Power to Save the World
- Author: Gwyneth Cravens
- Language: English
- Subject: nuclear power
- Publisher: Knopf
- Publication date: January 2007
- Publication place: United States
- Pages: 439
- ISBN: 978-0-307-26656-9

= Power to Save the World =

Power to Save the World: The Truth About Nuclear Energy (Knopf, 2007), by Gwyneth Cravens, is an introduction to the benefits of nuclear power and the science behind it. It is written for members of the lay public who want to learn more about nuclear power, environmentalists concerned about global warming due to fossil fuel combustion; and scientists and others who work in the nuclear world.

==Synopsis==
In the book, Cravens, a skeptic about nuclear energy who actively protested the plan to open Shoreham Nuclear Power Plant on Long Island, New York, has a conversation about nuclear power while visiting friends in Albuquerque. One of them, Dr. Richard (Rip) Anderson, a scientist at Sandia National Laboratories, listens to her beliefs about how deadly nuclear plants are and gently suggests that she is not quite correct by describing how nuclear power actually works. After more discussions, Anderson suggests that she accompany him and his wife on a tour of the United States visiting power plants, national laboratories and the Yucca Mountain nuclear waste repository.
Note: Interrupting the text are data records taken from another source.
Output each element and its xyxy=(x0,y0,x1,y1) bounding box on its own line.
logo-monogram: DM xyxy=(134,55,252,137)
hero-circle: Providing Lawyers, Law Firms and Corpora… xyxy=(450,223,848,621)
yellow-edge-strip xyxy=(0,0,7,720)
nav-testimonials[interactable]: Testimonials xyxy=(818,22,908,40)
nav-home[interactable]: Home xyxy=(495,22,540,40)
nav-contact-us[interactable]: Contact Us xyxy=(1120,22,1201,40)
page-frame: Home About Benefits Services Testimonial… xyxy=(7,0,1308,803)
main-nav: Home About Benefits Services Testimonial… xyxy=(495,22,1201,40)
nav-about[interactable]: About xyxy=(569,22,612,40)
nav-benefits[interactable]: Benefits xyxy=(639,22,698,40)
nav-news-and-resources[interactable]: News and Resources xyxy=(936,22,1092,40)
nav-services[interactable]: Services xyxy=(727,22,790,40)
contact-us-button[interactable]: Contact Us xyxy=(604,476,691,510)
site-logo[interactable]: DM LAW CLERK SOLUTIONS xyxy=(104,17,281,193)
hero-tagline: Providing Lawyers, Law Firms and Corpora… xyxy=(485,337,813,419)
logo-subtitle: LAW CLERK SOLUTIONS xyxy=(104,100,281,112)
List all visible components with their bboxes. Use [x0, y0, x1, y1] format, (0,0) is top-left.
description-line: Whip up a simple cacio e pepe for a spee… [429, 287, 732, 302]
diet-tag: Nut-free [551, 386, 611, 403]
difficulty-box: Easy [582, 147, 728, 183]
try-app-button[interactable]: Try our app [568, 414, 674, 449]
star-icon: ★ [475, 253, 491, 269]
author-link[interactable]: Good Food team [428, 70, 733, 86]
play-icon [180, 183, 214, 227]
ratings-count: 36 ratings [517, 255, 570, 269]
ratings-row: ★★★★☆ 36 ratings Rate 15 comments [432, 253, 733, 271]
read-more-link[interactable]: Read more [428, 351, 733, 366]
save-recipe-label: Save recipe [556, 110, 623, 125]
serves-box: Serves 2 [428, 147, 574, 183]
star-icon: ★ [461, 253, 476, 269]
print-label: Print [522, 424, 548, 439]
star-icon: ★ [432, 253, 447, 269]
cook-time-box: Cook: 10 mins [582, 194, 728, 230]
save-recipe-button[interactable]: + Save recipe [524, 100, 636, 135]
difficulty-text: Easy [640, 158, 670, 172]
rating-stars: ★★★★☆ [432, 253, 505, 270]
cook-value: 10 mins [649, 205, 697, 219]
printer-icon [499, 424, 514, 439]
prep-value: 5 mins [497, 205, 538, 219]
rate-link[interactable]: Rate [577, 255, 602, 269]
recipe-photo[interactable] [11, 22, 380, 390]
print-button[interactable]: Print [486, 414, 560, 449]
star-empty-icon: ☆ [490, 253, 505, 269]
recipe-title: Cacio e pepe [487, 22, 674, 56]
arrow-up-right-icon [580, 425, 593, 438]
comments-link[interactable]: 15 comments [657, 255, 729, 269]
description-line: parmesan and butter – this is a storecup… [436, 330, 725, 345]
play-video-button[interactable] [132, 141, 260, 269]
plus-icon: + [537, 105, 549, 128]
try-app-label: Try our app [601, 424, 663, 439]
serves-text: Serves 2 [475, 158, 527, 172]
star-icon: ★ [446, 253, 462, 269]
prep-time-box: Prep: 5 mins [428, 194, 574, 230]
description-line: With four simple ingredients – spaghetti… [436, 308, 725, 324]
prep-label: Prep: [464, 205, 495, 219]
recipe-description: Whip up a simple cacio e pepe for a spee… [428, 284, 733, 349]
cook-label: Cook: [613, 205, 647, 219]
Cravens, after interviewing leading researchers, engineers, and experts in the fields of nuclear fission and radiation, public health, counterterrorism, and risk assessment, concludes that nuclear power is clean and safe. Exploration of the issues from multiple points of view and her own observations reveal to her that nuclear fission as a power source is being economically and cleanly harnessed in the U.S. She finds that in countries like France and Sweden, which both derive considerable energy from nuclear plants, the environment is far safer and cleaner than in those nations that continue to get most of their electricity from burning fossil fuels. She learns that in the worldwide energy industry - including wind and solar - nuclear power has by far the fewest deaths per terawatt-hour generated. She concludes that if we are to care for subsequent generations, embracing nuclear energy is an ethical imperative.